A migração de recursos para os depósitos voluntários poderá também eliminar uma distorção do mercado brasileiro, comparável ao estoque gigantesco de recolhimentos compulsórios sobre depósitos bancários que o BC também tem em seu poder.
O projeto que viabiliza o novo instrumento, agora lei, ataca dois coelhos com uma cajadada: freia a emissão de títulos para garantir operações do BC e desincentiva a concentração de dinheiro no curto prazo – até pouco tempo atrás uma mania nacional que a inflação baixa para padrões históricos tratou de arrefecer.
O encastelamento trilionário de dinheiro nas operações compromissadas é parte da história econômica do Brasil e do nosso mercado financeiro. Essas operações socorreram o BC dentro de uma política maior, de governo: a decisão de acumular reservas internacionais para livrar o país de crises cambiais como as que sacudiram os mercados emergentes especialmente na década de 1990.

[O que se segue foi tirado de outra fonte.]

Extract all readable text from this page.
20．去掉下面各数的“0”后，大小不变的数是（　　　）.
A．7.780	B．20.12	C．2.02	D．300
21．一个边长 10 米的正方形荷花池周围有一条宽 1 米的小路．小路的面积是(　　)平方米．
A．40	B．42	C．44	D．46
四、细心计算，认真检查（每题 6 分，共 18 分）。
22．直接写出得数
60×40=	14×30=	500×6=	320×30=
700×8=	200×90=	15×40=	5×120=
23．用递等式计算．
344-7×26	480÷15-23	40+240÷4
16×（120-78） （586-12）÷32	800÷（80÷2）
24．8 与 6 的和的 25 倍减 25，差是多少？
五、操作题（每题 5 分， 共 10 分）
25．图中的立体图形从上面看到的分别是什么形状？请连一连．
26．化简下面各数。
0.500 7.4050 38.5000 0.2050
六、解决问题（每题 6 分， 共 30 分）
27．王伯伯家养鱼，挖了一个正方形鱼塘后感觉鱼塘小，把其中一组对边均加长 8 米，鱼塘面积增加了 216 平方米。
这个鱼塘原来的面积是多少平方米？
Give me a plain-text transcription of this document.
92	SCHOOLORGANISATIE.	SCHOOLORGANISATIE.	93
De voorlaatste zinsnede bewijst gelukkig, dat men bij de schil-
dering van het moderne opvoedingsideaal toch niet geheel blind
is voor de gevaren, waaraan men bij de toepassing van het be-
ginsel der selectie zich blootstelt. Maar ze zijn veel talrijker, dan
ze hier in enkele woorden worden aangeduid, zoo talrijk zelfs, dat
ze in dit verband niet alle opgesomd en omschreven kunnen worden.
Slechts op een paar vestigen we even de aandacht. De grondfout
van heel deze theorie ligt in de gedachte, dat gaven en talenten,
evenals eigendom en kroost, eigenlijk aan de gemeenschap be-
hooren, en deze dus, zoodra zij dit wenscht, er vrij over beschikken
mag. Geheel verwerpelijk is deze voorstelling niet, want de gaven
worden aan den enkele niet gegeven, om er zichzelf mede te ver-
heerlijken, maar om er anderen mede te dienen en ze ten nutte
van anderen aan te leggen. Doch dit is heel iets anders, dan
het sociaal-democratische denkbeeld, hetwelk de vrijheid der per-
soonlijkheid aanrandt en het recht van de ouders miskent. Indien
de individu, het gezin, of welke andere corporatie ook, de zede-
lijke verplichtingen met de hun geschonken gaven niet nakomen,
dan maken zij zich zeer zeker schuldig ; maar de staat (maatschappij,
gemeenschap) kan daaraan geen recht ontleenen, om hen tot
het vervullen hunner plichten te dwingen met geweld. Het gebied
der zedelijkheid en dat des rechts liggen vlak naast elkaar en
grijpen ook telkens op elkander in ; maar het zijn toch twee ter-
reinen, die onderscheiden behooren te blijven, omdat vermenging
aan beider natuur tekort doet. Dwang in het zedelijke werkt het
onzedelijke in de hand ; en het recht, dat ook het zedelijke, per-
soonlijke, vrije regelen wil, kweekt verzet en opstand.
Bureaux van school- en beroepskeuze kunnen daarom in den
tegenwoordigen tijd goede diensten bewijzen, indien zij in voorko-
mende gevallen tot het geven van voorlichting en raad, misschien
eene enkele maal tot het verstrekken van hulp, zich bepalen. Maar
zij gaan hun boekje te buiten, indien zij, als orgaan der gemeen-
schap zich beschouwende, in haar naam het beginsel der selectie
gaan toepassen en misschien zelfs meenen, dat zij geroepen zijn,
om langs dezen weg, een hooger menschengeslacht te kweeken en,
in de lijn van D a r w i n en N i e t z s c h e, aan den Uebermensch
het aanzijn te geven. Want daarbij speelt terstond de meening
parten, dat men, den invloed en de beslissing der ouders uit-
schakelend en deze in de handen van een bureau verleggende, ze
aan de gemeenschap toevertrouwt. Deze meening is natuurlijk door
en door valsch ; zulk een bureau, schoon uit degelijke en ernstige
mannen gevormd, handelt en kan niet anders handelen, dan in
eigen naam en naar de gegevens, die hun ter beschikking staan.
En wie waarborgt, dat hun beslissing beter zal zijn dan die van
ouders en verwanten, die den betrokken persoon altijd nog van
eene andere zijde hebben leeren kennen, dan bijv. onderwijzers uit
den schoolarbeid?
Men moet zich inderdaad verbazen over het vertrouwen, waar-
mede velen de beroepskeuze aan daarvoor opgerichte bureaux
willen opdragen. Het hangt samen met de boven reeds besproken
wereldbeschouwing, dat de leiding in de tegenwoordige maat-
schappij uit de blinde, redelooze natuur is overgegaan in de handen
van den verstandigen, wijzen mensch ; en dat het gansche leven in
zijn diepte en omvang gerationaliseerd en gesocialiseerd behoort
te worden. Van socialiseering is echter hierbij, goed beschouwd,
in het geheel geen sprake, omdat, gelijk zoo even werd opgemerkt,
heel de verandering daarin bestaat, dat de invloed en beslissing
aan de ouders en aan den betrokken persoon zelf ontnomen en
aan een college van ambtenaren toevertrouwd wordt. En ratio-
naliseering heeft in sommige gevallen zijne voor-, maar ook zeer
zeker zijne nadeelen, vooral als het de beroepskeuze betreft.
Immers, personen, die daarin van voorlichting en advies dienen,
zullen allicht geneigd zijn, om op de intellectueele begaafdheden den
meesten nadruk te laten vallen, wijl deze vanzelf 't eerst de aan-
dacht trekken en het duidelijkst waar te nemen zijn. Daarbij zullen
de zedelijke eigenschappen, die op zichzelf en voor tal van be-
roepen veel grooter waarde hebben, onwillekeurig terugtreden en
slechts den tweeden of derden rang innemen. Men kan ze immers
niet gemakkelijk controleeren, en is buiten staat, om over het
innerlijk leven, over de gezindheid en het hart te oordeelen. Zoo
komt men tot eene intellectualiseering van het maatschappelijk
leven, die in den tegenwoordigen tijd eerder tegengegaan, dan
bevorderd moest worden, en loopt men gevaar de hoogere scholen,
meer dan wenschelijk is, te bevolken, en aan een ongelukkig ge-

Essas operações ganharam escala em 2004. A decisão de acumular reservas foi tomada no segundo ano do primeiro mandato do ex-presidente Lula. Uma sucessão de crises cambiais – Sistema Monetário Europeu (1992), México (1994), Ásia (1997), Rússia (1998) e Brasil (1999) – mostrou a importância das reservas para defender moedas locais em caso de ataques especulativos. Tomada a decisão, em 2004, o BC começou a comprar dólares disponíveis no mercado, pagando em reais.

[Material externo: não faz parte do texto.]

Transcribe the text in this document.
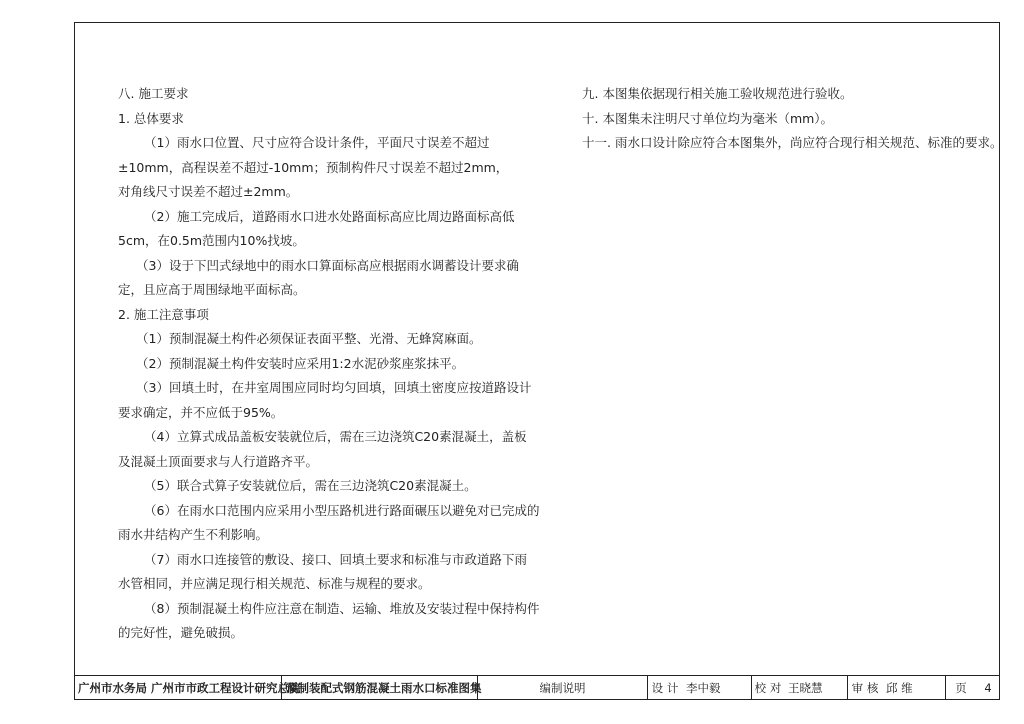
八. 施工要求

1. 总体要求

（1）雨水口位置、尺寸应符合设计条件，平面尺寸误差不超过

±10mm，高程误差不超过-10mm；预制构件尺寸误差不超过2mm，

对角线尺寸误差不超过±2mm。

（2）施工完成后，道路雨水口进水处路面标高应比周边路面标高低

5cm，在0.5m范围内10%找坡。

（3）设于下凹式绿地中的雨水口算面标高应根据雨水调蓄设计要求确

定，且应高于周围绿地平面标高。

2. 施工注意事项

（1）预制混凝土构件必须保证表面平整、光滑、无蜂窝麻面。

（2）预制混凝土构件安装时应采用1:2水泥砂浆座浆抹平。

（3）回填土时，在井室周围应同时均匀回填，回填土密度应按道路设计

要求确定，并不应低于95%。

（4）立算式成品盖板安装就位后，需在三边浇筑C20素混凝土，盖板

及混凝土顶面要求与人行道路齐平。

（5）联合式算子安装就位后，需在三边浇筑C20素混凝土。

（6）在雨水口范围内应采用小型压路机进行路面碾压以避免对已完成的

雨水井结构产生不利影响。

（7）雨水口连接管的敷设、接口、回填土要求和标准与市政道路下雨

水管相同，并应满足现行相关规范、标准与规程的要求。

（8）预制混凝土构件应注意在制造、运输、堆放及安装过程中保持构件

的完好性，避免破损。

九. 本图集依据现行相关施工验收规范进行验收。

十. 本图集未注明尺寸单位均为毫米（mm）。

十一. 雨水口设计除应符合本图集外，尚应符合现行相关规范、标准的要求。

广州市水务局 广州市市政工程设计研究总院
预制装配式钢筋混凝土雨水口标准图集	编制说明	设 计 李中毅	校 对 王晓慧	审 核 邱 维	页	4
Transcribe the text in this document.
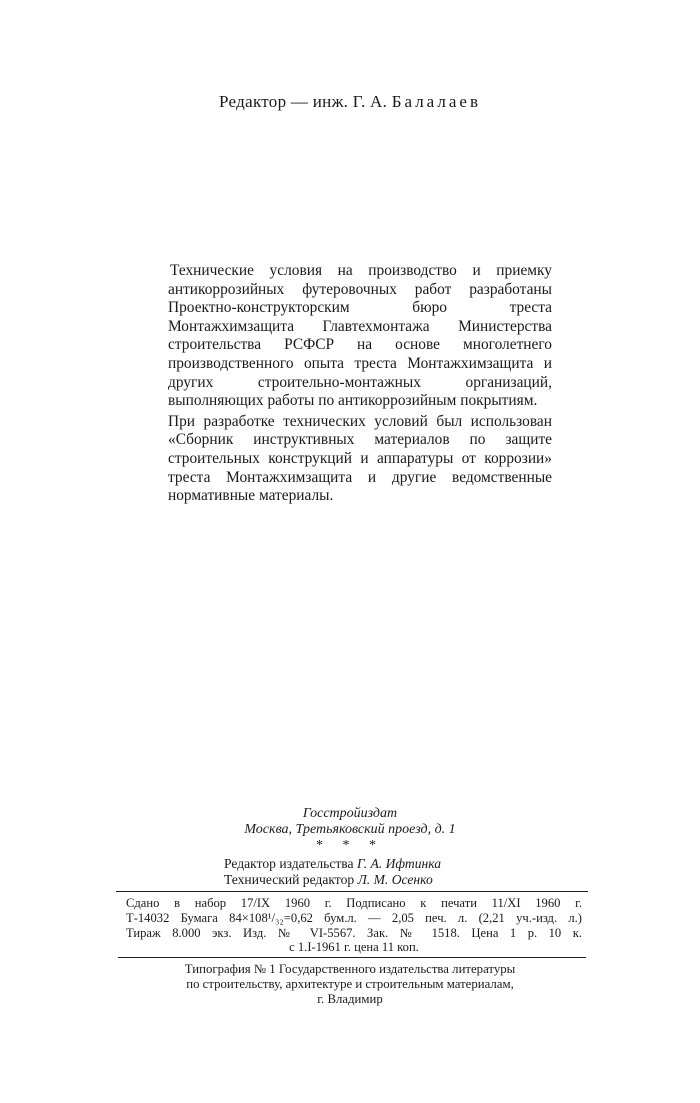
Редактор — инж. Г. А. Балалаев

Технические условия на производство и приемку антикоррозийных футеровочных работ разработаны Проектно-конструкторским бюро треста Монтажхимзащита Главтехмонтажа Министерства строительства РСФСР на основе многолетнего производственного опыта треста Монтажхимзащита и других строительно-монтажных организаций, выполняющих работы по антикоррозийным покрытиям.

При разработке технических условий был использован «Сборник инструктивных материалов по защите строительных конструкций и аппаратуры от коррозии» треста Монтажхимзащита и другие ведомственные нормативные материалы.

Госстройиздат
Москва, Третьяковский проезд, д. 1
* * *
Редактор издательства Г. А. Ифтинка
Технический редактор Л. М. Осенко
Сдано в набор 17/IX 1960 г. Подписано к печати 11/XI 1960 г.
Т-14032 Бумага 84×108¹/₃₂=0,62 бум.л. — 2,05 печ. л. (2,21 уч.-изд. л.)
Тираж 8.000 экз. Изд. № VI-5567. Зак. № 1518. Цена 1 р. 10 к.
с 1.I-1961 г. цена 11 коп.
Типография № 1 Государственного издательства литературы
по строительству, архитектуре и строительным материалам,
г. Владимир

Em 2004, as reservas cambiais eram de US$ 52,9 bilhões; em 2010, US$ 288,6 bilhões. Em 2015, as reservas já superavam US$ 350 bilhões. De lá para cá, passaram a oscilar entre US$ 350 bilhões e US$ 370 bilhões. E foram elas que ajudaram o Brasil a não naufragar na crise financeira global de 2008/2009, quando socorreram empresas e bancos. E estão aí. Custam caro, mas são uma espécie de seguro para o país contra crises internacionais e até contra o mau humor de investidores estrangeiros.